How do I pass a list of files to grep

  • I am using find and getting a list of files I want to grep through. How do I pipe that list to grep?

  • Well, the generic case that works with any command that writes to stdout is to use xargs, which will let you attach any number of command-line arguments to the end of a command:

    $ find … | xargs grep 'search'

    Or to embed the command in your grep line with backticks or $(), which will run the command and substitute its output:

    $ grep 'search' $(find …)

    Note that these commands don't work if the file names contain whitespace, or certain other “weird characters” (\'" for xargs, \[*? for $(find …)).

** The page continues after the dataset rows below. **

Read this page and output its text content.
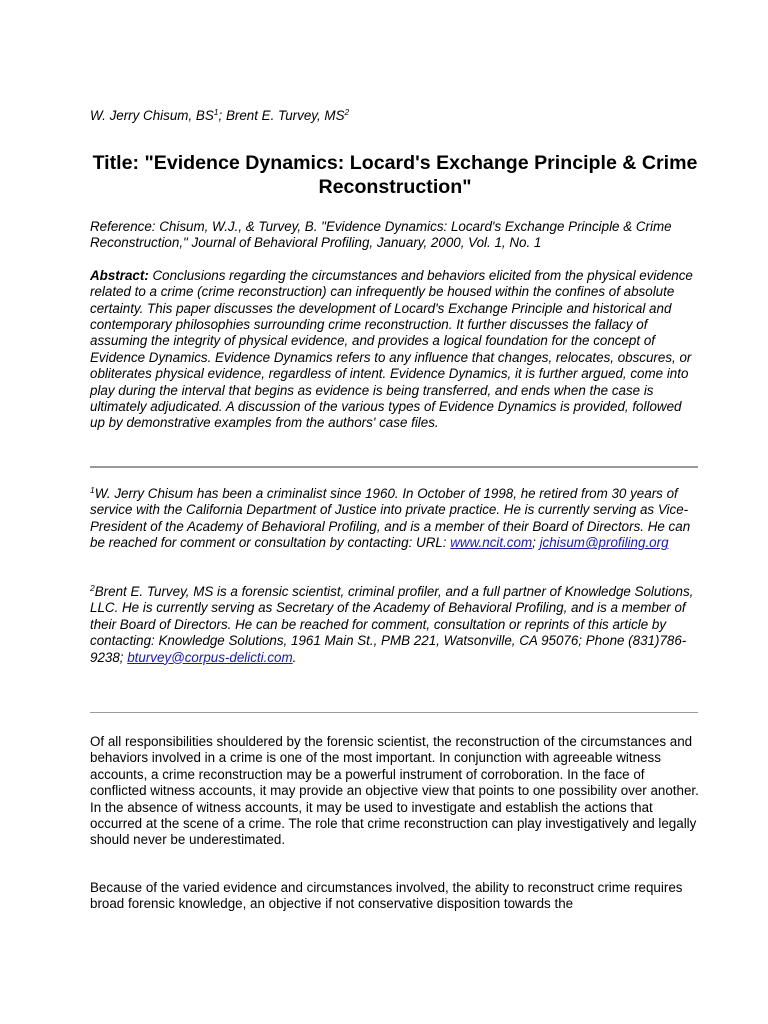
W. Jerry Chisum, $BS^1$; Brent E. Turvey, $MS^2$

Title: "Evidence Dynamics: Locard's Exchange Principle & Crime Reconstruction"

Reference: Chisum, W.J., & Turvey, B. "Evidence Dynamics: Locard's Exchange Principle & Crime Reconstruction," Journal of Behavioral Profiling, January, 2000, Vol. 1, No. 1

Abstract: Conclusions regarding the circumstances and behaviors elicited from the physical evidence related to a crime (crime reconstruction) can infrequently be housed within the confines of absolute certainty. This paper discusses the development of Locard's Exchange Principle and historical and contemporary philosophies surrounding crime reconstruction. It further discusses the fallacy of assuming the integrity of physical evidence, and provides a logical foundation for the concept of Evidence Dynamics. Evidence Dynamics refers to any influence that changes, relocates, obscures, or obliterates physical evidence, regardless of intent. Evidence Dynamics, it is further argued, come into play during the interval that begins as evidence is being transferred, and ends when the case is ultimately adjudicated. A discussion of the various types of Evidence Dynamics is provided, followed up by demonstrative examples from the authors' case files.

$^1$W. Jerry Chisum has been a criminalist since 1960. In October of 1998, he retired from 30 years of service with the California Department of Justice into private practice. He is currently serving as Vice-President of the Academy of Behavioral Profiling, and is a member of their Board of Directors. He can be reached for comment or consultation by contacting: URL: www.ncit.com; jchisum@profiling.org

$^2$Brent E. Turvey, MS is a forensic scientist, criminal profiler, and a full partner of Knowledge Solutions, LLC. He is currently serving as Secretary of the Academy of Behavioral Profiling, and is a member of their Board of Directors. He can be reached for comment, consultation or reprints of this article by contacting: Knowledge Solutions, 1961 Main St., PMB 221, Watsonville, CA 95076; Phone (831)786-9238; bturvey@corpus-delicti.com.

Of all responsibilities shouldered by the forensic scientist, the reconstruction of the circumstances and behaviors involved in a crime is one of the most important. In conjunction with agreeable witness accounts, a crime reconstruction may be a powerful instrument of corroboration. In the face of conflicted witness accounts, it may provide an objective view that points to one possibility over another. In the absence of witness accounts, it may be used to investigate and establish the actions that occurred at the scene of a crime. The role that crime reconstruction can play investigatively and legally should never be underestimated.

Because of the varied evidence and circumstances involved, the ability to reconstruct crime requires broad forensic knowledge, an objective if not conservative disposition towards the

    However, in the specific case of find the ability to execute a program on the given arguments is built-in:

    $ find … -exec grep 'search' {} \;

    Everything between -exec and ; is the command to execute; {} is replaced with the filename found by find. That will execute a separate grep for each file; since grep can take many filenames and search them all, you can change the ; to + to tell find to pass all the matching filenames to grep at once:

    $ find … -exec grep 'search' {} \+

    Should be noted that first two forms do not works with filenames containing spaces.

    I prefer `find ... -type f -print0 | xargs -r0 grep 'search' /dev/null`. QED. While `-exec +` is very efficient, it does not exist on all version of find.

    Sadly I can not check you correct 3 times.

    I suggest using the `-exec`, rather than than the `xargs`. If you use the `-exec` in `find`, it will create only one shell to grep for the content. If you use the `xargs`, it will create two shells: one for the `find` and the other for the `xargs`.

    by experiment I find that the `$ find … -exec grep 'search' {} \+` form is *much* the fastest.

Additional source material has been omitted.